Carberry spoke out against his treatment in an interview with the Guardian after the tour finished, saying he had heard “nothing – which is disappointing but it’s the way they tend to do things. I don’t think it’s me alone saying this sort of thing. There have been players before me and players now who have felt the same thing.”

He opened up about his decision to speak out, and revealed another interaction with Giles which left him feeling sour. “When we got back to England, I was approached by a journalist and asked ‘Have you heard anything?’ And he found it amazing that I couldn’t make a team, the England team at the time that weren’t winning. So I said, ‘Well no I haven’t heard anything. I’m like you, I watch the TV and I saw my name wasn’t in it.’

“A completely new team had been picked to tour the Caribbean. I actually saw them out there because I was on pre-season tour with Hampshire, and I wasn’t in it. I saw Ashley Giles out there, he saw me, all the rest of the guys came over, gave me a hug, said ‘Sorry you didn’t get in, we couldn’t believe it’, Graham Thorpe who was batting coach and who I knew from my Surrey days came over to try and console me a bit, said ‘Look mate, I’m sorry’. Ashley Giles just scarpered. Didn’t bother coming over, Just left. So that stuck in my mind. So when asked by this journalist, I’m not the kind of person to… I speak my mind, that’s what I do.”

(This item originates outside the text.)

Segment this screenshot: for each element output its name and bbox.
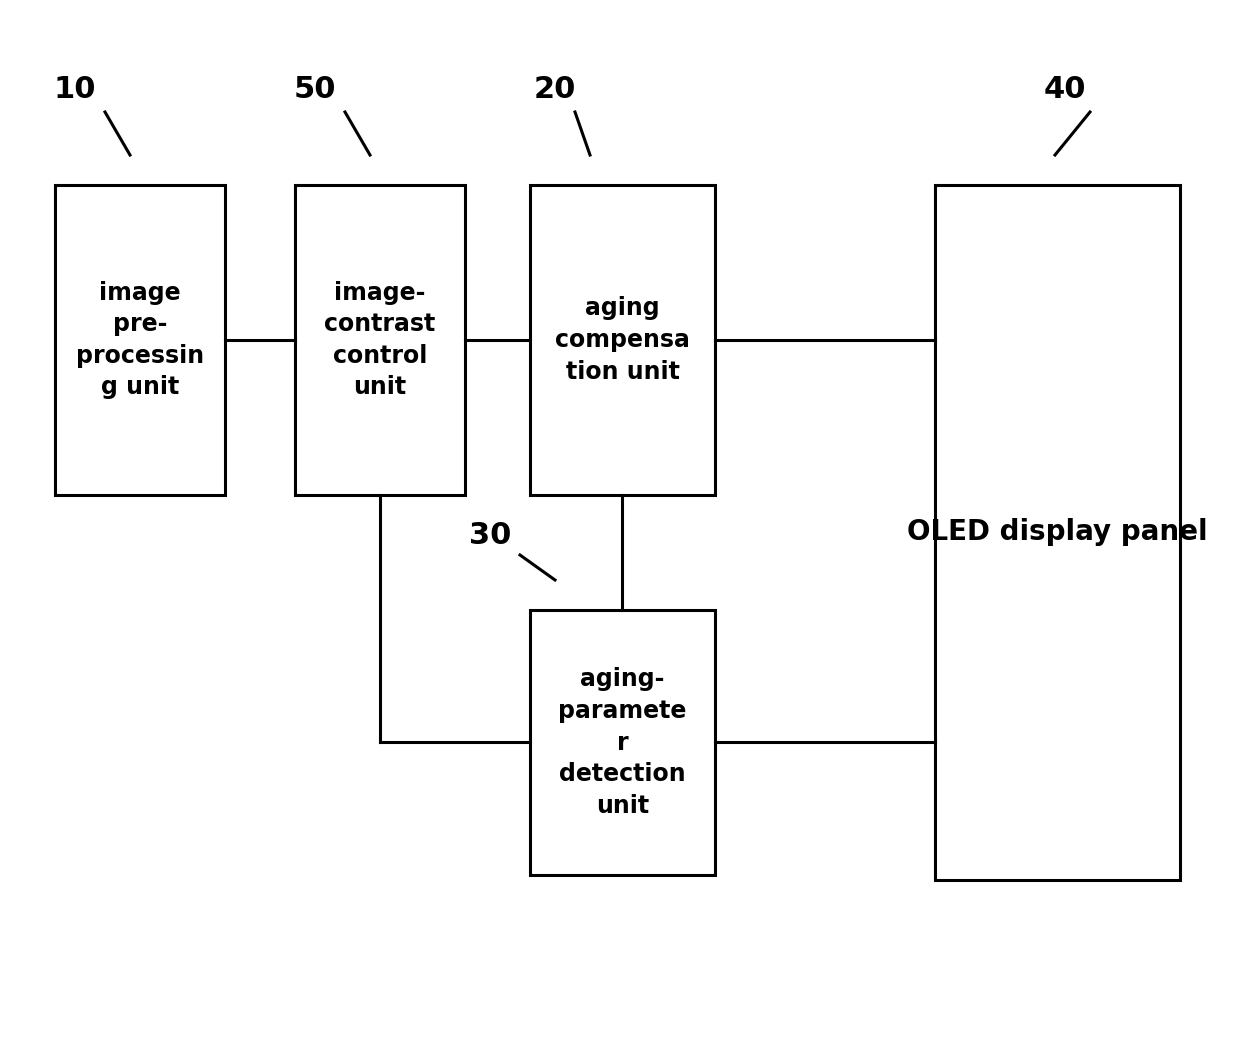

Carberry also said there was plenty still unknown about the saga, making reference to an ‘altercation’ a leaked ECB dossier alleged he had had with Kevin Pietersen, which, according to him, neither party were aware of.

“If the England hierachy got offended, it was more than that because I was slinging mud with them on Kevin Pietersen,” he said, having questioned Pietersen’s axing in the aforementioned Guardian interview. “It was amazing they didn’t mention that they tried to accuse me and Kevin of having a fight or an altercation and yet to this day no one has phoned me to ask about this, but I have no knowledge of this fight, and neither did Kevin. There’s a lot more to this story than what came out.”

Carberry played just one more ODI for England, against Sri Lanka in the summer of 2014.